In any event, it's still a fun way to while away my free time when I really should be packing or cleaning or some other necessary but inconsequential thing. Gardening is a hobby for me. I certainly spent more on my last attempt than I probably saved in produce. At my last house, I had a 4' by 8' square foot garden. I spent around $100 for the wood to construct the raised bed, the compost, vermiculite, and peat moss, and a little more for the seeds and plants. I was conscious of my spending at the time but I was approaching it as a hobby and not as a cost saving measure.

This time, I need to think a bit differently. I need to be saving at least as much if not more in produce than I spend on the garden in the new house. There just simply isn't extra money for me to spend on gardening. I'm still a little skeptical that I can break even much less save money this first year, but it's not going to stop me from trying. I'm going to try to save money by following these frugal gardening principles:

  • Construct the beds with free or cheap wood from craigslist. The type of wood is important because I do not want to be constructing a bed from wood that might leach chemicals into my soil. I'm hoping I can find some unfinished redwood or non-pressure treated pine to construct my beds. I'm constructing two 4' by 4' raised beds 12" deep. I found from my last experience that with the 4' by 8' bed it was a little difficult for me to reach the middle.
  • Try to find comparable soil ingredients from craigslist or buy in bulk. My greatest expense last time was purchasing the soil mix components. I bought them bagged from a local home improvement store. While it did provide a good soil, it did compact and left me with about 6-8 inches of soil in the beds instead of the 10-12 inches that I was hoping for.

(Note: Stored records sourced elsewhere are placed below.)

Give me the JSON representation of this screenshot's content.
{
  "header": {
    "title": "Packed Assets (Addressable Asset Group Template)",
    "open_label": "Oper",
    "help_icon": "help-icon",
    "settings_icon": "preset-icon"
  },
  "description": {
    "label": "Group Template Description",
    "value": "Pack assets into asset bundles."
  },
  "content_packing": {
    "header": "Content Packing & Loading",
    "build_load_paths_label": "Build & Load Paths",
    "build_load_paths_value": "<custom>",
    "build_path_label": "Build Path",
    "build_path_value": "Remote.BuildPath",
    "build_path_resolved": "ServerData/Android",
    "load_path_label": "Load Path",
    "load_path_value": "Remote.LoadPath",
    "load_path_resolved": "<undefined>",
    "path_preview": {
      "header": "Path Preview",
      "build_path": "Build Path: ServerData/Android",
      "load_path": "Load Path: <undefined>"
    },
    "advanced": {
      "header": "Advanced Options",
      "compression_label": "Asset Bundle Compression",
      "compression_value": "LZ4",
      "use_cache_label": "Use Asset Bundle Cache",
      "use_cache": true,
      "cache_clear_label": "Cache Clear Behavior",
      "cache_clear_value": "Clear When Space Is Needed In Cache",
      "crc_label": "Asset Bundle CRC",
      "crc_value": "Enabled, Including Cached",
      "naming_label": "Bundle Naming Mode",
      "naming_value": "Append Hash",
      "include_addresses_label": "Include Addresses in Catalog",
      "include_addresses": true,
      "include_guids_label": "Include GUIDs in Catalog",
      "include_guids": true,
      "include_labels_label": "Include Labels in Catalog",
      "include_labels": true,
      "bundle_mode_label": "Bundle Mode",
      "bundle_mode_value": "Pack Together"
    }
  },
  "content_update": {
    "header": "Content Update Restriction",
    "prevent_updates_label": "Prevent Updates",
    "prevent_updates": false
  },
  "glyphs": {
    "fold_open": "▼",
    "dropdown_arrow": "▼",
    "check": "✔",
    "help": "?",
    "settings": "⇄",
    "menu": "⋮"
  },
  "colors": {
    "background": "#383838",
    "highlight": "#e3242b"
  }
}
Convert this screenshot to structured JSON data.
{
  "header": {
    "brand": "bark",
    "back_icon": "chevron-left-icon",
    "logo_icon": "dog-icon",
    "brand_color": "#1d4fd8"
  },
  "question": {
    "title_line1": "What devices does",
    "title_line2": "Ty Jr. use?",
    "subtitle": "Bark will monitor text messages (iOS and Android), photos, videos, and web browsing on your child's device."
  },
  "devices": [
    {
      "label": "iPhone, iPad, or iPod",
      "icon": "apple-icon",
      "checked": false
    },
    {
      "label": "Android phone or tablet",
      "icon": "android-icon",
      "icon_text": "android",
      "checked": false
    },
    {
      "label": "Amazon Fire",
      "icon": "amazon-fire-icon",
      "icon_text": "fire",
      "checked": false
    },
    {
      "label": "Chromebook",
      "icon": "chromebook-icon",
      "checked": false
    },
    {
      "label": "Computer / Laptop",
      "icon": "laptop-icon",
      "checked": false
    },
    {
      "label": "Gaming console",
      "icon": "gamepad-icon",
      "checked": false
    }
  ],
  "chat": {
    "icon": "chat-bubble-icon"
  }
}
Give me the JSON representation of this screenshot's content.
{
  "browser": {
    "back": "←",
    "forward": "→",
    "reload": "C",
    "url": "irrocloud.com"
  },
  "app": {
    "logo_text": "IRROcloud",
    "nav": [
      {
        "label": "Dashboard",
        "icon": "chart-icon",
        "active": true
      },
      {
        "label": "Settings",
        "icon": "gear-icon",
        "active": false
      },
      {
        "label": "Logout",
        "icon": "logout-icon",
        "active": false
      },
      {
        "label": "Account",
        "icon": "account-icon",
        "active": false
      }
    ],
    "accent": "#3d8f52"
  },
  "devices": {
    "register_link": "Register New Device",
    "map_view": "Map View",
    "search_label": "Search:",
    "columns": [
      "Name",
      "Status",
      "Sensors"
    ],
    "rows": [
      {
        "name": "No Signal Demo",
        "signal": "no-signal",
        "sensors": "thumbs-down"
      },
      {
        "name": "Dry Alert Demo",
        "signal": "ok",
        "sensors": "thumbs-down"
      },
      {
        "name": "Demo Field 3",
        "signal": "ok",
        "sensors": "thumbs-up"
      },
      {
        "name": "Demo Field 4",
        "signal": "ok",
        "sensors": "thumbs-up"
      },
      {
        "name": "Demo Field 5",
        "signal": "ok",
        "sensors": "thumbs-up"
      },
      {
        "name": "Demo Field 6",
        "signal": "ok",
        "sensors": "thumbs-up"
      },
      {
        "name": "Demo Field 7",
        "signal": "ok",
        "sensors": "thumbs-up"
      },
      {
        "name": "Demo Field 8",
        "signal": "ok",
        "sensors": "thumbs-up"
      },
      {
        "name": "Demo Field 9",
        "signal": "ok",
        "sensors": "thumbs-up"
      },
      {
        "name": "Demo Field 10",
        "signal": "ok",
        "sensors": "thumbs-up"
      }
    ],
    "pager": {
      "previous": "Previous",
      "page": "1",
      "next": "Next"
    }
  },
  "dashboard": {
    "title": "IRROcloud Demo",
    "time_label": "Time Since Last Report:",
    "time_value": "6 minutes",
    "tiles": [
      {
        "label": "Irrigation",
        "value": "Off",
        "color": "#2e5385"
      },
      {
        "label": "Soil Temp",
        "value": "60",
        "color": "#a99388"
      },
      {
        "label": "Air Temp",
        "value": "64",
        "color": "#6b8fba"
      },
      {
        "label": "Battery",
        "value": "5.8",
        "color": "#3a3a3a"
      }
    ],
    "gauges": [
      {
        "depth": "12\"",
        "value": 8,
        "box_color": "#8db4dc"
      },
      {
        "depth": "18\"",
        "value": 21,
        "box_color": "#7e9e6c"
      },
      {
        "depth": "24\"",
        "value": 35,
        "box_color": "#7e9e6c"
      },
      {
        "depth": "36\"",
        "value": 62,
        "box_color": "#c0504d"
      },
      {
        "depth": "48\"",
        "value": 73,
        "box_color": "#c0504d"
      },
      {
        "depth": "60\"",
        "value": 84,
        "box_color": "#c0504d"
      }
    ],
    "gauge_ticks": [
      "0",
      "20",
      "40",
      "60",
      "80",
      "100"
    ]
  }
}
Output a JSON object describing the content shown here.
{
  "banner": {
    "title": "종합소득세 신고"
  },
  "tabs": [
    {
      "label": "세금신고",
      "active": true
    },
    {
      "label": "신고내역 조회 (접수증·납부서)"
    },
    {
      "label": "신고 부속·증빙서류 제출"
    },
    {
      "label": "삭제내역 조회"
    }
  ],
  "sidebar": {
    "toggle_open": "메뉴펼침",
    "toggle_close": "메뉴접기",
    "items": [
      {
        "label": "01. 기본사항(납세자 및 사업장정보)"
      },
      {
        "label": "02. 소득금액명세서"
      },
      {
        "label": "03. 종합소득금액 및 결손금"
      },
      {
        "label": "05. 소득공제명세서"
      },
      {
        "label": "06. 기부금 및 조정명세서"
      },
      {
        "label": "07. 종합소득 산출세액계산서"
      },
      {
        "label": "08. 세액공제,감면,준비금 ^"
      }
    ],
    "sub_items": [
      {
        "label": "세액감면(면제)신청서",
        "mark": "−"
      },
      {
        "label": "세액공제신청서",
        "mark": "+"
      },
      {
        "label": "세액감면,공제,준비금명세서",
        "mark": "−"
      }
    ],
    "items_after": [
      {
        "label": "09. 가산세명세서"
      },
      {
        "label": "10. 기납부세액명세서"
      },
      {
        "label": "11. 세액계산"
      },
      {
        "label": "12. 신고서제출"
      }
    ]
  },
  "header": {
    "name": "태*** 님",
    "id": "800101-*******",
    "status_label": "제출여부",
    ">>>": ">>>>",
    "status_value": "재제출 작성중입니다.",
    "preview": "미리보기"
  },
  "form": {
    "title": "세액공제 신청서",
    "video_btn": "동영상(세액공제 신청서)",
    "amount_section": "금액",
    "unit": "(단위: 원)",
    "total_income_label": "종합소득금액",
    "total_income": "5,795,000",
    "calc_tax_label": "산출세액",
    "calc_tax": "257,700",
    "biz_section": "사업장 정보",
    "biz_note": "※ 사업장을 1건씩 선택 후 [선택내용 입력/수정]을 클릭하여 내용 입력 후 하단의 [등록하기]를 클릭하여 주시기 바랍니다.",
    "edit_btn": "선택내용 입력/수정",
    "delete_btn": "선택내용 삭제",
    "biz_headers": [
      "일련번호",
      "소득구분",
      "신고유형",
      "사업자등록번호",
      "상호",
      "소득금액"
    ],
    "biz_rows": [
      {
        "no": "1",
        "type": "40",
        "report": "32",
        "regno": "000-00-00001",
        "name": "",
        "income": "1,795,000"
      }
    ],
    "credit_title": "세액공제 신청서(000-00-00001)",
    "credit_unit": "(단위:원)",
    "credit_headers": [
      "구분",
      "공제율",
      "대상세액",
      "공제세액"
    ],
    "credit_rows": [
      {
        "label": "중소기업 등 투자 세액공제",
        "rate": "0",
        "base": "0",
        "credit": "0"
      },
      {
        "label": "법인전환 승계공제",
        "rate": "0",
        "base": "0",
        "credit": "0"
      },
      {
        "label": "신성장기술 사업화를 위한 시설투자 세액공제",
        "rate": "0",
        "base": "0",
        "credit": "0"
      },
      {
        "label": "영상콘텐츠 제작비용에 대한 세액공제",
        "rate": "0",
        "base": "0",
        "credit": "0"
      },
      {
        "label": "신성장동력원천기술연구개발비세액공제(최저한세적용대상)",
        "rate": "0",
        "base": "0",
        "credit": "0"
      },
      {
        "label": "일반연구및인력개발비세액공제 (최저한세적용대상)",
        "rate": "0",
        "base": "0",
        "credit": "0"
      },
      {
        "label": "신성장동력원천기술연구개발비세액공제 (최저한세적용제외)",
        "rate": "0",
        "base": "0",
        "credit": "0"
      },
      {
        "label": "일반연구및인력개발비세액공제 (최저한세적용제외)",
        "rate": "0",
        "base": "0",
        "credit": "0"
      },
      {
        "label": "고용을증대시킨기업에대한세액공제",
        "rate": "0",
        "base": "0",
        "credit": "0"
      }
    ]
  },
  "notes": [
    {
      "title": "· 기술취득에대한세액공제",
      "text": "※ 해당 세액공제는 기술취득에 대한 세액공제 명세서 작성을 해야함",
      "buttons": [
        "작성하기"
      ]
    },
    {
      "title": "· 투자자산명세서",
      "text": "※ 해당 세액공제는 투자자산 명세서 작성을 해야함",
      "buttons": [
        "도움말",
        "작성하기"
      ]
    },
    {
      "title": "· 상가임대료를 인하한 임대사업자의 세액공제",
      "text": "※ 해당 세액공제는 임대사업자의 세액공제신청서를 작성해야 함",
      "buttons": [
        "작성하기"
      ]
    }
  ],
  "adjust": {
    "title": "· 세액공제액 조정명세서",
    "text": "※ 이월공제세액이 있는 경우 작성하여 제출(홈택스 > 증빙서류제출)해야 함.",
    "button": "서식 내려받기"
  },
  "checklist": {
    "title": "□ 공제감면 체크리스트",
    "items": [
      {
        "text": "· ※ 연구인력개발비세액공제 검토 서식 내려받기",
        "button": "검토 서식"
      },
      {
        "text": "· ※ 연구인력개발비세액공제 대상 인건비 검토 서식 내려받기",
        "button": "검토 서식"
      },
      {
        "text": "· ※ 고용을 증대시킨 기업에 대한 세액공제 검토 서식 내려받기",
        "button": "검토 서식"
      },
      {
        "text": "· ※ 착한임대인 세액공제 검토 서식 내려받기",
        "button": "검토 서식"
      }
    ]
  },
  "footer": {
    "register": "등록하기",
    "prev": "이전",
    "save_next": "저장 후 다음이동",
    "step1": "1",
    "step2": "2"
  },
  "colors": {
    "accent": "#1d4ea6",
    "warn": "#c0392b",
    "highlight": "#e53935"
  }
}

I'd rather have more soil of a little less quality. I think some of my plants didn't thrive because of the shallow soil depth.
  • Grow some things out of the raised bed. In addition to the raised beds, I'll be growing summer squash and three sisters directly in mounds instead of raised beds. This will save me some money since I won't have to construct extra raised beds for vegetable that need a lot of space.
  • Share seeds with others. I'm planning on sharing seeds with my family and any others who are growing small gardens. It can result in big savings since I don't need to front so much cash for seeds.

It will be a few more weeks until I can start work on my garden in the new house. Unfortunately, I'll still be working during the time when I need to get the beds ready and start planting. I'm hopeful that growing a garden this year especially since I have the time to tend and water it properly will save us money on produce. I can't wait to get my hands in the earth.